To Trade or Not to Trade: An Apple Earnings Preview

| About: Apple Inc. (AAPL)

Apple (NASDAQ:AAPL) reports fiscal third quarter earnings on Tuesday, July 19th, after market close. The whisper number is $5.83, 13 cents ahead of the analysts estimates. Apple has exceeded the whisper number in 39 of the 52 earnings reports we have data.

Trading on an earnings event requires an understanding of post earnings price movement, both after hours and intra-day. We'll take a look at the average post earnings price movement, when those moves occur, and if Apple presents an earnings trade opportunity.

Since Apple reports earnings after the market close, it's important to look at after hours trading activity. Over the past four quarters the average price move in after hours trading following its earnings reports is +1.6%, a limited and positive price move. In other words if you took a long position prior to the past four earnings reports you were on the right side of the trade in three out of four trades.

The average price move during the next available intra-day trading (market open to market close) for the past four quarters is -1.5%. A very limited and negative price move. The average price move within five trading days for the past four quarters following the company's earnings reports is +0.5%. A very limited and positive price move.

Longer term earnings analysis (last four years of earnings) shows the company tends to see (on average) price movement of +0.4% (intra-day) in one trading day following its earnings report, and price movement of +0.1% in five trading days.

Click to enlarge

Click to enlarge

Apple has topped the whisper number in the past four quarters, but short term it has lacked a consistent price reaction. In other words, beating the whisper number doesn't always translate to price strength. Although it has topped the whisper number in the past 20 quarters, the short term (intra-day) price reaction has been positive in only 50% of the reports. In the comparable quarter last year, Apple topped the whisper number by 34 cents. While the stock gained 5.2% in after hours trading, it proceeded to drop 4.1% in one trading day, and only gained about 3% over the full quarter.

Other factors that may influence post earnings price movement follow.

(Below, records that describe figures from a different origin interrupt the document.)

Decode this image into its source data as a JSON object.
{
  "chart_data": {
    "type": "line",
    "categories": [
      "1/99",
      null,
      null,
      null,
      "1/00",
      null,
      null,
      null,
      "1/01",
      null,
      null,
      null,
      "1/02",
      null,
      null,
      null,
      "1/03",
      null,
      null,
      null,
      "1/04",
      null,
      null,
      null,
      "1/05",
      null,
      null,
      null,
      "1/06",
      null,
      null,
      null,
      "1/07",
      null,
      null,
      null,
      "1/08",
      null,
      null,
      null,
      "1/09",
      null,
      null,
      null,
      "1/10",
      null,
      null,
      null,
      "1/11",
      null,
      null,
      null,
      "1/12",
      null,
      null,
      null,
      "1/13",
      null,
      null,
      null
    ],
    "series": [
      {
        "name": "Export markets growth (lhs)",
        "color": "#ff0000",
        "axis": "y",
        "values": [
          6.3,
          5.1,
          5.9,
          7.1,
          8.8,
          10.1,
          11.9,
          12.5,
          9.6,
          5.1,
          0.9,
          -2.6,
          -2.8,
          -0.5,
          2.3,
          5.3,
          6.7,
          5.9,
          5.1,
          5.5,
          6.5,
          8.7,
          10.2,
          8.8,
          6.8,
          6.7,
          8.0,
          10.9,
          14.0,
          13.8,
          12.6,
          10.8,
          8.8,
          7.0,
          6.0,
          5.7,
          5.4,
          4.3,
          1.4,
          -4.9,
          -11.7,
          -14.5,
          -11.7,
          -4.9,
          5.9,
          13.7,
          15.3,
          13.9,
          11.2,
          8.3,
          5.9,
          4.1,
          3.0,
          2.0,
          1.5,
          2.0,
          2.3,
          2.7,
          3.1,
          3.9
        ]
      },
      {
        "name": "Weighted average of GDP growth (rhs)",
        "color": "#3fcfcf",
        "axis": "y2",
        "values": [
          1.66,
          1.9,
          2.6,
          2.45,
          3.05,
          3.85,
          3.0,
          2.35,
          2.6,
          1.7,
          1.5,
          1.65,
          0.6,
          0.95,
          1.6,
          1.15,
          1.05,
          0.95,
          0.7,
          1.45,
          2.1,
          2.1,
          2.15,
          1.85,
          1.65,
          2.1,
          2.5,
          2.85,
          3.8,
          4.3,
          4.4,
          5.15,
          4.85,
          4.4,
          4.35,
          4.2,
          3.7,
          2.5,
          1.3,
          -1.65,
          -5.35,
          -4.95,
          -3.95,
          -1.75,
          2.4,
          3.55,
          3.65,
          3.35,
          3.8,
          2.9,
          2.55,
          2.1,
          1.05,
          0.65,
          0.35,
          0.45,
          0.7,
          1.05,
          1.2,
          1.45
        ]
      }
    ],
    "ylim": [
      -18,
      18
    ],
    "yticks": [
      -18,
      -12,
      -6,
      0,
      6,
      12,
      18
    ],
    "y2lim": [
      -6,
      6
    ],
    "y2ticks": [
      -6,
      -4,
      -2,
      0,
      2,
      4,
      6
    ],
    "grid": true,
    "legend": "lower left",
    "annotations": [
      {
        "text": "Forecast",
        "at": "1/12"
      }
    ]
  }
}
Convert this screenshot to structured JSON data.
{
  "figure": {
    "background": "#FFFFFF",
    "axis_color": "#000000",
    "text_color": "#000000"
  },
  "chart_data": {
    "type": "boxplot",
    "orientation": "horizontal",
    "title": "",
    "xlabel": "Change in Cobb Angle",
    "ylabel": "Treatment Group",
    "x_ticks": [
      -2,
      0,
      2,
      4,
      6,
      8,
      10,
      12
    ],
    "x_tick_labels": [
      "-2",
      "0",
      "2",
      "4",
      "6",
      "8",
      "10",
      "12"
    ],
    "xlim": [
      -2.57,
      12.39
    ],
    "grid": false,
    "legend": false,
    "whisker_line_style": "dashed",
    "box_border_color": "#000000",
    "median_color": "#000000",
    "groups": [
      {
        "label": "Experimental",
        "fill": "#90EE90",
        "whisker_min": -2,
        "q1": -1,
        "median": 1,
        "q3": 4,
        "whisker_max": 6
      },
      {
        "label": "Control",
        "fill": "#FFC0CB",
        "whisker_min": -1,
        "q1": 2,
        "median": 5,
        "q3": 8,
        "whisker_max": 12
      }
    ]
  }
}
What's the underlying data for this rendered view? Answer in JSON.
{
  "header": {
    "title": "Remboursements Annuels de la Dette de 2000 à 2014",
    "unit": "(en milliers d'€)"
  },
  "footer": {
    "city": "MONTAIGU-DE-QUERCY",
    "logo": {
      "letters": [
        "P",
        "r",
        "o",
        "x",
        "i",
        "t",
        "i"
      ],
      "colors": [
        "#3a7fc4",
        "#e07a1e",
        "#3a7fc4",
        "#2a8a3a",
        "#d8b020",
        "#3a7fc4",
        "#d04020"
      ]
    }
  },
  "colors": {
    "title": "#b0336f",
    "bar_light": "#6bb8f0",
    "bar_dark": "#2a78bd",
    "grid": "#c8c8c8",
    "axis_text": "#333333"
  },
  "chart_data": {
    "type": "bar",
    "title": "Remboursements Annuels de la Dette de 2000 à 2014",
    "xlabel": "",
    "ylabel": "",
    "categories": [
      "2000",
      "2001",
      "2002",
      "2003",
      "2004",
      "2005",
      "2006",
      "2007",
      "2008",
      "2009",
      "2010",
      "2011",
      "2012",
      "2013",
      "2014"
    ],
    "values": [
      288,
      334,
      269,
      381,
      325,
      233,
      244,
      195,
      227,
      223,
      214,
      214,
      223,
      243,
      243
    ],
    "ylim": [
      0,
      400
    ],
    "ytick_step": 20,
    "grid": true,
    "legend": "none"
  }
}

The majority of investors polled are expecting the company to provide a positive outlook:

  • Positive - 71.4%
  • Neutral - 14.3%
  • Negative - 14.3%

Apple earnings have historically given investors a positive surprise (by very large margin) as it has exceeded investor expectations more times than missed:

  • Beat whisper: 39 qtrs
  • Met whisper: 1 qtrs
  • Missed whisper: 12 qtrs

Summary: Over the past four quarters Apple has topped the whisper number by an average of 83 cents. This gap is growing larger. So the current whisper number is not showing a great deal of confidence this quarter as it is only 13 cents ahead of the analysts estimates. The average price movement (after hours) is limited but positive. The average price movement (post earnings intra-day, long or short term analysis) is very limited. There is no consistent reaction to the whisper number, and there is strong confidence from investors for the next quarter's outlook. This could play against the company if it fails to provide positive forward looking guidance. Data indicates that any long trade would need to be taken prior to the earnings report, but this move would be considered high risk/limited reward. For most, the negatives outweigh the positives and data indicates Apple does not present a viable short term trading opportunity.

When analyzing the data we collect, the most important aspects are how a company reacts to beating or missing the whisper number, the average post earnings price movement, and in what timeframe (see link in profile to receive alerts). Keep in mind that trading on whispers is a technical play on market psychology, rather than a bet on a company's fundamental strengths.

A company's "reaction" to the whisper number expectation is the key - on average companies that exceed the whisper are "rewarded," while companies that miss are "punished" following an earnings report.

Disclosure: I have no positions in any stocks mentioned, and no plans to initiate any positions within the next 72 hours.